CECHE Center for Communications, Health and the Environment
Summer 2006 Vol. 14, Issue 1
Examining the Links Between Diet and Cancer


Diet and Cancer: What Have We Learned?


In the mid-1970s, the U.S. National Cancer Institute initiated a Diet and Cancer Program to support investigations in this largely unexplored area. Over the last 25 years, scientific reports on nutrition and cancer relationships have appeared with increasing frequency. What has this body of research revealed?

An Historical Perspective
Many of the earliest studies in the field of diet and cancer were ecologic, examining correlations between cancer rates and cross-sectional dietary exposures, generally based on dietary surveys or national food consumption data and corresponding incidence or mortality rates. Among the earliest was a study by Armstrong and Doll in 1975, which suggested that higher consumption of meat might predispose to colon cancer and that higher intake of dietary fat might predispose to breast cancer.

Subsequent studies emphasized the case-control approach, in which patients with particular types of cancer and suitably matched controls were interviewed about their diets prior to the onset of the disease. Because dietary recall can be biased (inadvertent overestimation or underestimation by cases relative to controls), many investigators initiated large prospective cohorts, such as the renowned Nurses Health Study at Harvard University and the Cancer Prevention Study of the American Cancer Society, as well as the more recent Multiethnic Cohort Study of Diet and Cancer, and the European Prospective Investigation into Cancer and Nutrition (EPIC). While much more costly, these studies obtain dietary information from subjects prior to the onset of illness, thereby obviating the potential recall bias of case-control studies.

Increasingly frequent reports from cohort studies since the 1990s have been crucial to establishing most of the diet-cancer relationships noted below. Although intervention studies (randomized control trials) are considered the ultimate means to explore the relationship of an exposure like diet to cancer, such investigations also have limitations and are rare, due to their enormous cost, difficulty to implement, and the impracticality of testing more than a single exposure level in one study.

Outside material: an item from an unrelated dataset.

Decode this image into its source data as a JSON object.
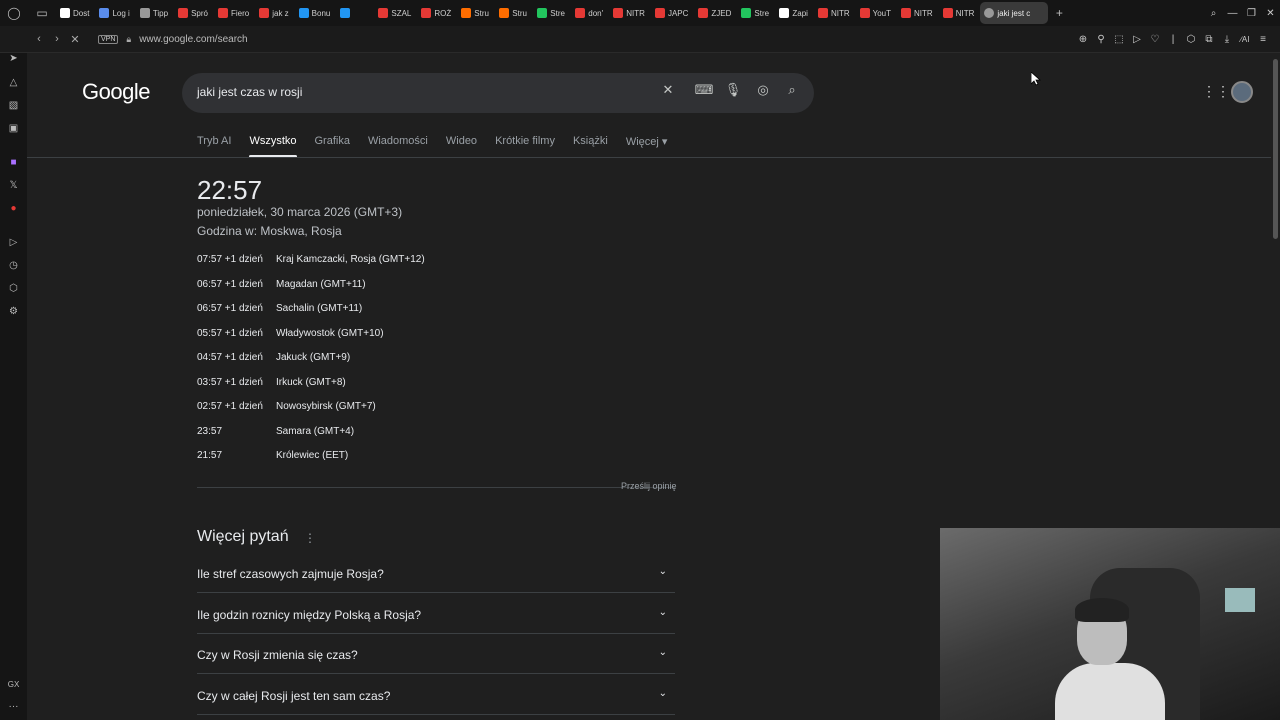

Can Diet Increase Cancer Risk?
Many early case-control studies suggested a role of dietary fat, especially saturated fat, in the etiology of cancers at several sites, especially the breast, prostate and colorectum (large bowel). Because the major sources of saturated fat in most Western diets are meat (notably red meat) and whole dairy products, these food groups in particular were implicated. However, subsequent cohort studies have been less supportive of this association. Furthermore, a 2006 report from an intervention trial, the Women’s Health Initiative, failed to show a reduced risk of breast or colorectal cancer in women who followed a low-fat diet (though the women only maintained an average fat intake of 29 percent of calories, which is not particularly low). Thus, the role of dietary fat per se in these cancers remains unclear. Nevertheless, there is a strong biologic rationale for such an effect, and supportive data from animal studies, so the hypothesis remains viable.

Other dietary constituents that may increase the risk of cancer include the heterocyclic amines and polycyclic hydrocarbons formed in meats cooked at high temperature or charcoal-broiled, and nitrosamines that can be formed from foods preserved with nitrates or nitrites (such as processed meats). An established carcinogen for humans is aflatoxin, a substance produced by molds that can contaminate improperly stored ground nuts, legumes and grains.

Obesity, which reflects an energy imbalance in the body, is clearly associated with several cancers, including those of the colon, endometrium, breast (in postmenopausal women), lower esophagus, kidney and gallbladder. And obesity is a growing global problem. Today, in the United States alone, more than 60 percent of adults are estimated to be overweight, with half of them classified as obese. And the developing world has not been spared: Obesity rates in India are now estimated at 15 percent.